Peels of the onion
The other day you came to me and asked for advice and it’s been five days since I rushed you out with a feeble excuse. I could see you were hurt. You trust me. You’re a 28 year old woman who is ready to be married. You’re from a traditional family in southeast Nigeria and your mother’s been applying pressure. I can see it in your gait. You are anxious, after all, it’s the right thing to do. I’m 41 and have been married for almost a decade. Not an eternity but I’ve got experience and you wish to learn from it. I saw the grimace when you did the math and figured out I was married at 32. Thirty is fast approaching and you don’t want to meet it single. I know the way our culture works. I know the way we value women — by their “MRS” degree and their efficiency at procreation.
This haunts you.
You see me in a lovely home with two beautiful sons, one daughter and a wonderful husband and you’d like to know my secret. How did I, a self-made professional woman, become what I am today? You said to me once that you want my success. You want me to instruct you in the ways of the wise woman. I’ve seen the way you look around my home. There is a certain degree of awe and wonderment in your eyes. My husband is also from the East and I know you are wondering how our union came about being that I am from the North. Northern women aren’t supposed to be like me. Worldly, uncovered heads, highly-educated, opinionated, feminist, and married to Igbo men. I see a wistfulness in you when you look at me. You’ve changed in the last few years. I’ve given you a number of my previously-worn yet loved clothes and you wear them so well. You’ve even developed an accent of sorts. An afro-lilt laced with an American twang. It’s almost as though you want to be me.
I’m sorry but I’m not actually. I didn’t mean to push you away. In seeking tutelage, you unearthed paralysis and dread. You desire someone to show you the ropes. Someone forthright who can unlock the treasure trove of secrets and let you in. But I found your inquisition naïve, flawed and reeking of laziness. You have no clue about the vagaries of life. For how many peels of the onion would we have to undertake before our eyes sting seeking reprieve? I didn’t have the energy to respond and this bereft feeling left me gasping for air. Your admiration and hope filled me with nostalgic melancholy. Then you shuffled backwards as I commanded you to.

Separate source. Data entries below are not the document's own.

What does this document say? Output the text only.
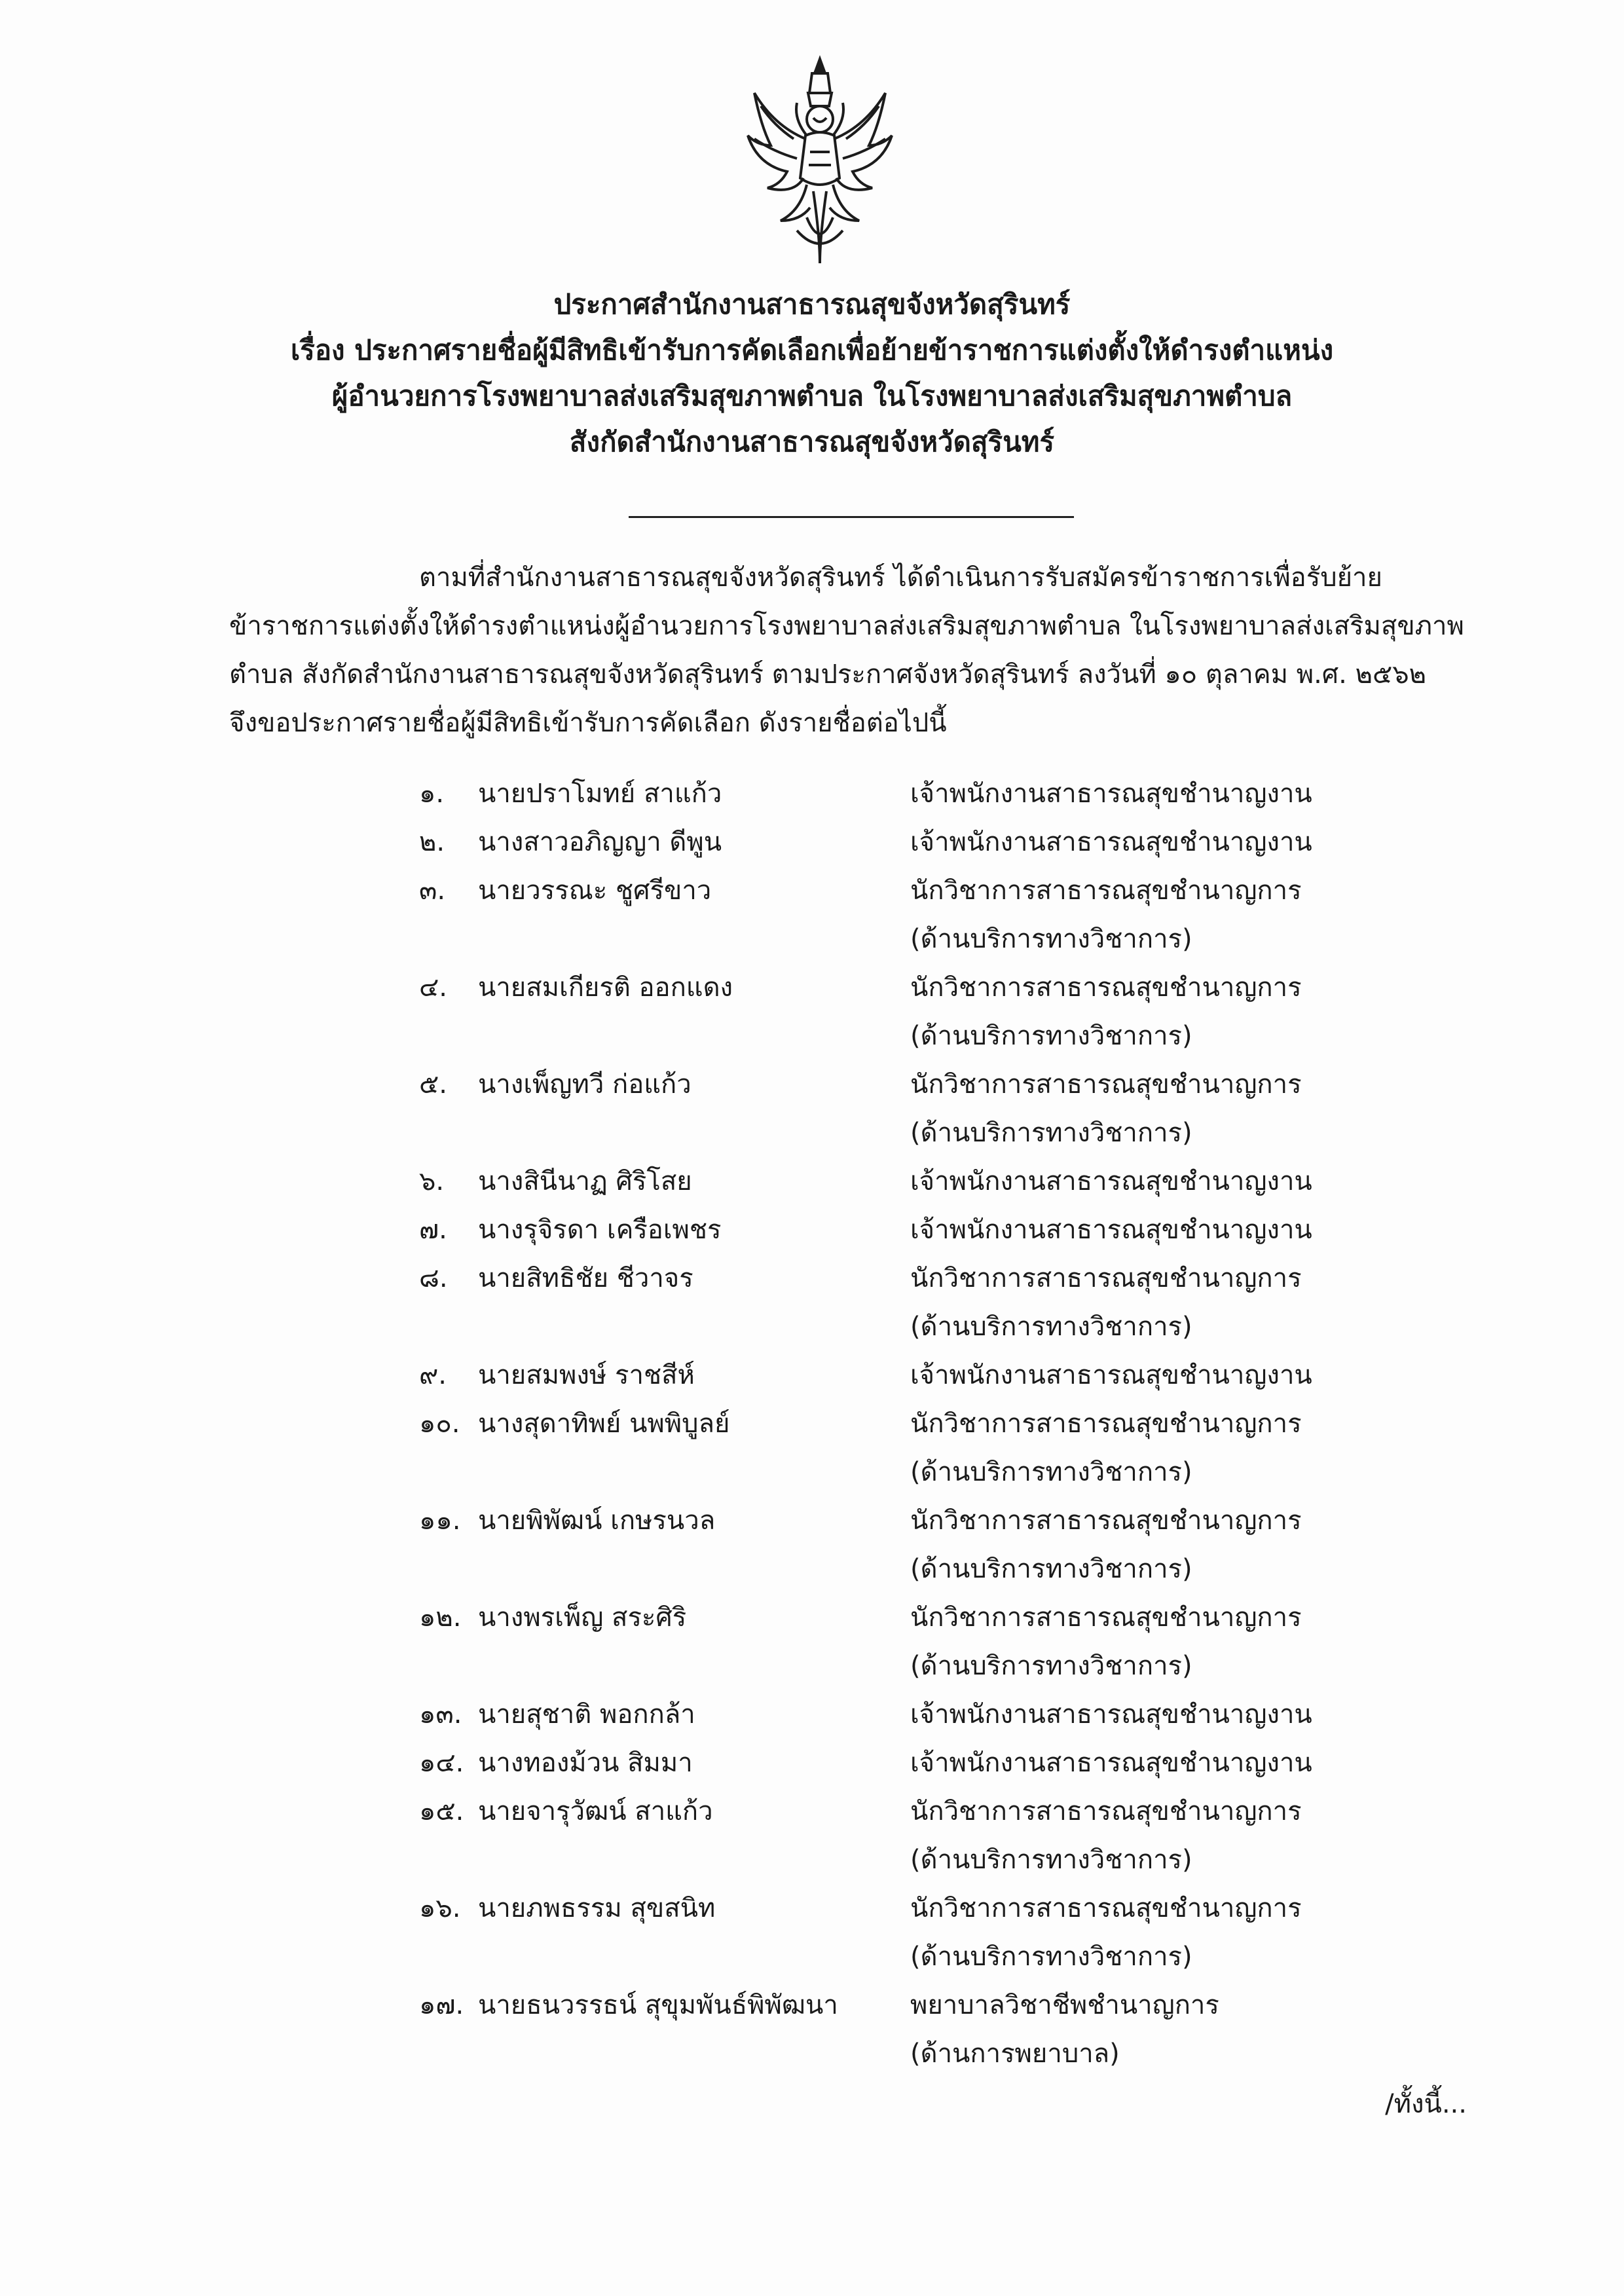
ประกาศสำนักงานสาธารณสุขจังหวัดสุรินทร์
เรื่อง ประกาศรายชื่อผู้มีสิทธิเข้ารับการคัดเลือกเพื่อย้ายข้าราชการแต่งตั้งให้ดำรงตำแหน่ง
ผู้อำนวยการโรงพยาบาลส่งเสริมสุขภาพตำบล ในโรงพยาบาลส่งเสริมสุขภาพตำบล
สังกัดสำนักงานสาธารณสุขจังหวัดสุรินทร์
ตามที่สำนักงานสาธารณสุขจังหวัดสุรินทร์ ได้ดำเนินการรับสมัครข้าราชการเพื่อรับย้าย
ข้าราชการแต่งตั้งให้ดำรงตำแหน่งผู้อำนวยการโรงพยาบาลส่งเสริมสุขภาพตำบล ในโรงพยาบาลส่งเสริมสุขภาพ
ตำบล สังกัดสำนักงานสาธารณสุขจังหวัดสุรินทร์ ตามประกาศจังหวัดสุรินทร์ ลงวันที่ ๑๐ ตุลาคม พ.ศ. ๒๕๖๒
จึงขอประกาศรายชื่อผู้มีสิทธิเข้ารับการคัดเลือก ดังรายชื่อต่อไปนี้
๑.	นายปราโมทย์ สาแก้ว	เจ้าพนักงานสาธารณสุขชำนาญงาน
๒.	นางสาวอภิญญา ดีพูน	เจ้าพนักงานสาธารณสุขชำนาญงาน
๓.	นายวรรณะ ชูศรีขาว	นักวิชาการสาธารณสุขชำนาญการ
(ด้านบริการทางวิชาการ)
๔.	นายสมเกียรติ ออกแดง	นักวิชาการสาธารณสุขชำนาญการ
(ด้านบริการทางวิชาการ)
๕.	นางเพ็ญทวี ก่อแก้ว	นักวิชาการสาธารณสุขชำนาญการ
(ด้านบริการทางวิชาการ)
๖.	นางสินีนาฏ ศิริโสย	เจ้าพนักงานสาธารณสุขชำนาญงาน
๗.	นางรุจิรดา เครือเพชร	เจ้าพนักงานสาธารณสุขชำนาญงาน
๘.	นายสิทธิชัย ชีวาจร	นักวิชาการสาธารณสุขชำนาญการ
(ด้านบริการทางวิชาการ)
๙.	นายสมพงษ์ ราชสีห์	เจ้าพนักงานสาธารณสุขชำนาญงาน
๑๐. นางสุดาทิพย์ นพพิบูลย์	นักวิชาการสาธารณสุขชำนาญการ
(ด้านบริการทางวิชาการ)
๑๑. นายพิพัฒน์ เกษรนวล	นักวิชาการสาธารณสุขชำนาญการ
(ด้านบริการทางวิชาการ)
๑๒. นางพรเพ็ญ สระศิริ	นักวิชาการสาธารณสุขชำนาญการ
(ด้านบริการทางวิชาการ)
๑๓. นายสุชาติ พอกกล้า	เจ้าพนักงานสาธารณสุขชำนาญงาน
๑๔. นางทองม้วน สิมมา	เจ้าพนักงานสาธารณสุขชำนาญงาน
๑๕. นายจารุวัฒน์ สาแก้ว	นักวิชาการสาธารณสุขชำนาญการ
(ด้านบริการทางวิชาการ)
๑๖. นายภพธรรม สุขสนิท	นักวิชาการสาธารณสุขชำนาญการ
(ด้านบริการทางวิชาการ)
๑๗. นายธนวรรธน์ สุขุมพันธ์พิพัฒนา	พยาบาลวิชาชีพชำนาญการ
(ด้านการพยาบาล)
/ทั้งนี้...
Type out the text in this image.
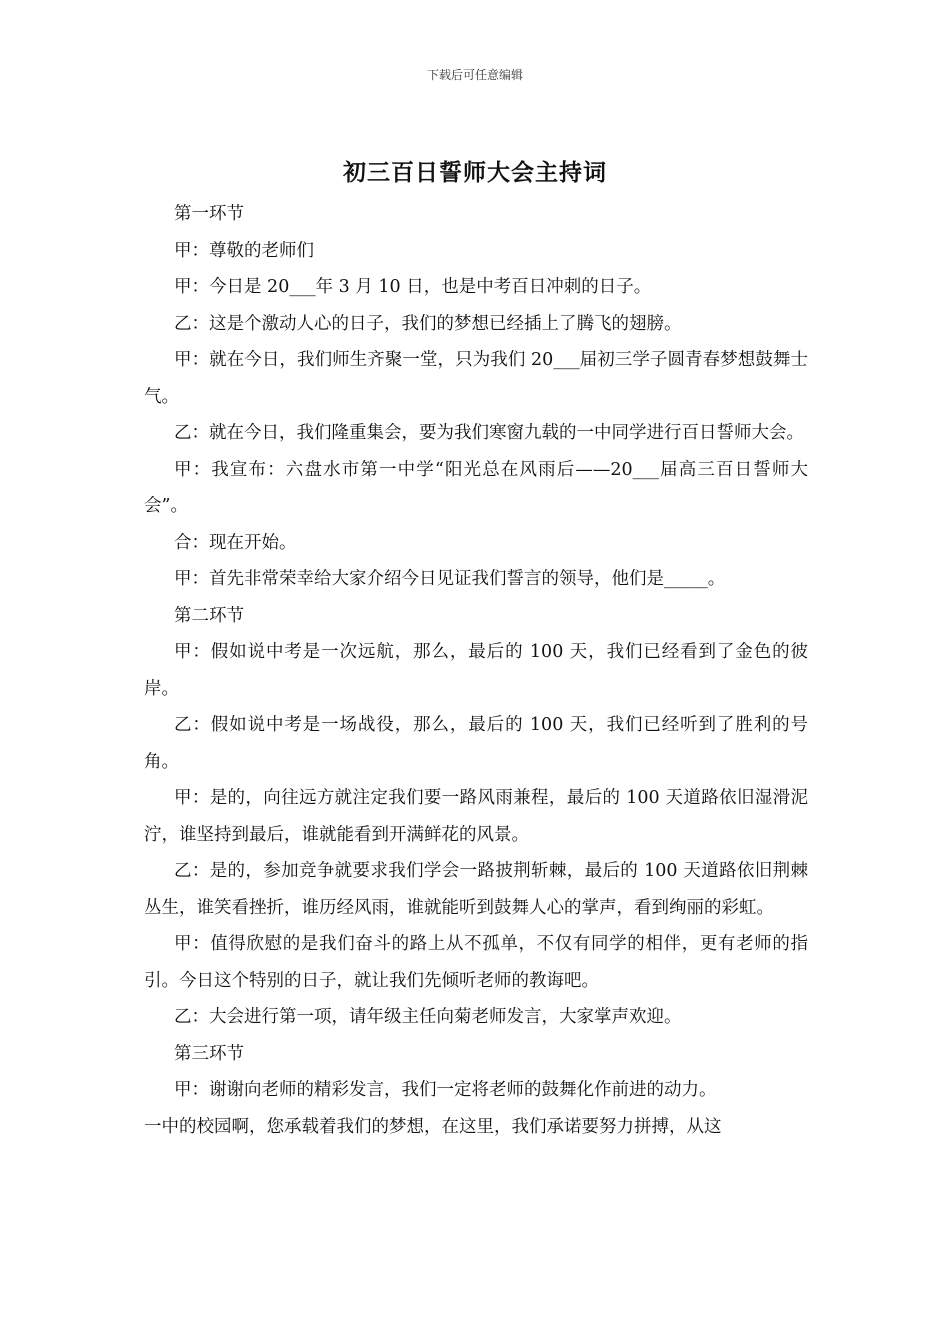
下载后可任意编辑
初三百日誓师大会主持词

第一环节

甲：尊敬的老师们

甲：今日是 20___年 3 月 10 日，也是中考百日冲刺的日子。

乙：这是个激动人心的日子，我们的梦想已经插上了腾飞的翅膀。

甲：就在今日，我们师生齐聚一堂，只为我们 20___届初三学子圆青春梦想鼓舞士气。

乙：就在今日，我们隆重集会，要为我们寒窗九载的一中同学进行百日誓师大会。

甲：我宣布：六盘水市第一中学“阳光总在风雨后——20___届高三百日誓师大会”。

合：现在开始。

甲：首先非常荣幸给大家介绍今日见证我们誓言的领导，他们是_____。

第二环节

甲：假如说中考是一次远航，那么，最后的 100 天，我们已经看到了金色的彼岸。

乙：假如说中考是一场战役，那么，最后的 100 天，我们已经听到了胜利的号角。

甲：是的，向往远方就注定我们要一路风雨兼程，最后的 100 天道路依旧湿滑泥泞，谁坚持到最后，谁就能看到开满鲜花的风景。

乙：是的，参加竞争就要求我们学会一路披荆斩棘，最后的 100 天道路依旧荆棘丛生，谁笑看挫折，谁历经风雨，谁就能听到鼓舞人心的掌声，看到绚丽的彩虹。

甲：值得欣慰的是我们奋斗的路上从不孤单，不仅有同学的相伴，更有老师的指引。今日这个特别的日子，就让我们先倾听老师的教诲吧。

乙：大会进行第一项，请年级主任向菊老师发言，大家掌声欢迎。

第三环节

甲：谢谢向老师的精彩发言，我们一定将老师的鼓舞化作前进的动力。

一中的校园啊，您承载着我们的梦想，在这里，我们承诺要努力拼搏，从这
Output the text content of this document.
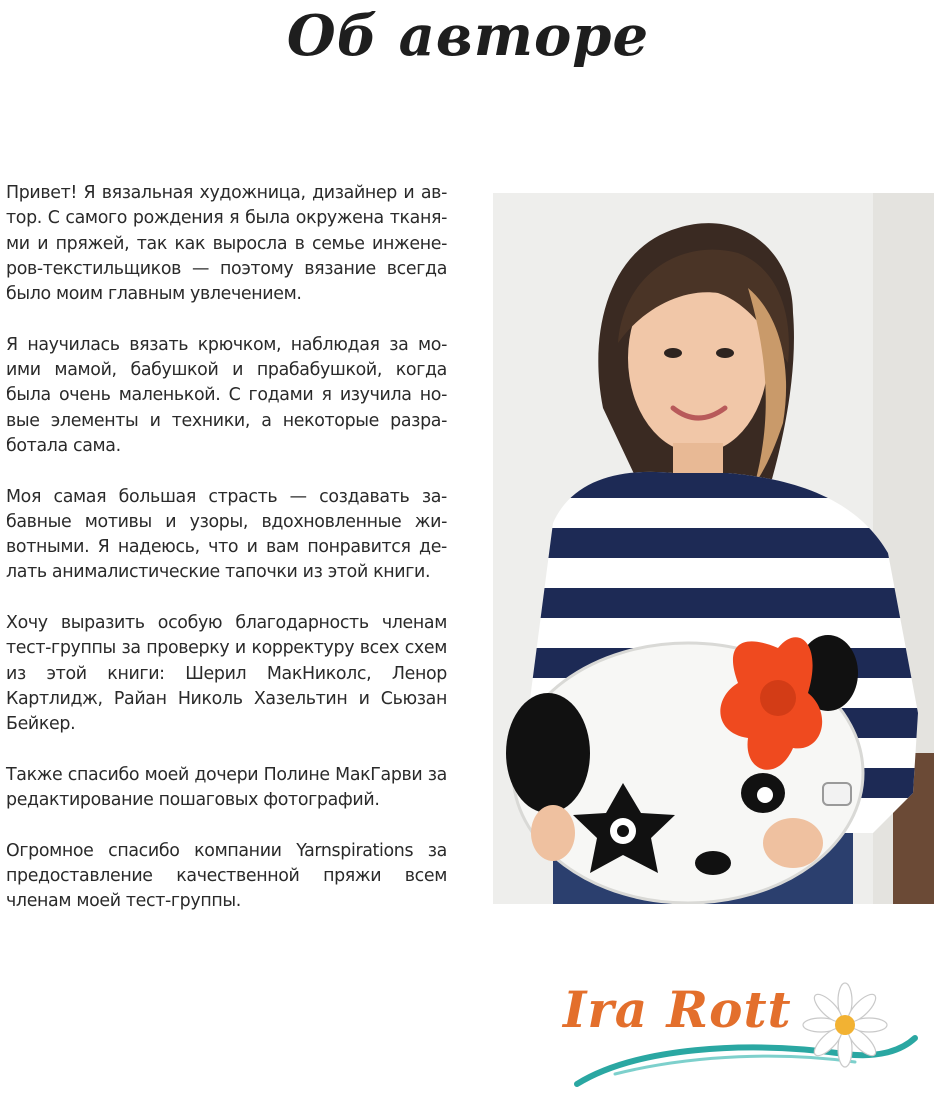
Об авторе

Привет! Я вязальная художница, дизайнер и ав-тор. С самого рождения я была окружена тканя-ми и пряжей, так как выросла в семье инжене-ров-текстильщиков — поэтому вязание всегда было моим главным увлечением.

Я научилась вязать крючком, наблюдая за мо-ими мамой, бабушкой и прабабушкой, когда была очень маленькой. С годами я изучила но-вые элементы и техники, а некоторые разра-ботала сама.

Моя самая большая страсть — создавать за-бавные мотивы и узоры, вдохновленные жи-вотными. Я надеюсь, что и вам понравится де-лать анималистические тапочки из этой книги.

Хочу выразить особую благодарность членам тест-группы за проверку и корректуру всех схем из этой книги: Шерил МакНиколс, Ленор Картлидж, Райан Николь Хазельтин и Сьюзан Бейкер.

Также спасибо моей дочери Полине МакГарви за редактирование пошаговых фотографий.

Огромное спасибо компании Yarnspirations за предоставление качественной пряжи всем членам моей тест-группы.

Ira Rott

You couldn’t even fight the admonishment. After all this time that you’ve been monitoring me, copying me. You’re still so easily rattled.
You’re not ready for marriage in Nigeria.
Our African environment changes you. It’s insidious. Marriage is the amalgamation of clans at the expense of your unique identity. Society suppresses your sense of individuality in an almost violent way. You conform or suffer brutalization, public scorn, or possibly, abandonment. My journey into marriage was a sad one. I can offer you no positive lessons. I became engulfed in the vicious tide of our culture and nearly drowned at the pull of the undercurrent. I became sucked into events and beliefs which were anathemas to me. For me, it wasn’t like a Hollywood movie. Rather, I experienced a badly-written dramatic Nollywood one. It took me years to breath and become my true self again.
When you came to me seeking advice the mountain so conveniently tucked away into the recesses of my subconscious came crashing down like an avalanche. I wasn’t really admonishing you, I was simply self-flagellating. People tell me now that I am so “black” and “white” in the way that I deal with things and it’s exactly because I let the 5,000 shades of grey rule my days back then.
Because I wanted to marry him.
And to marry him, I became the type of woman that I despise — weak yet angry, eager to please yet confused, acquiescing, overly accommodating and generally unsure of myself. I became a shadow of the strong young woman I once was. The kind of woman that I am today. I went through the fire of life and emerged to what you see now. It took anguish, blood, sweat, and tears to metamorphose into this happy wife and mother that you see before you.
Quite simply, I don’t think you’re ready. Not because of your age but because I think you’d let the movement of the ocean pull you under until you took your very last breath underwater.
I’m sorry if my words sting but you will thank me some day.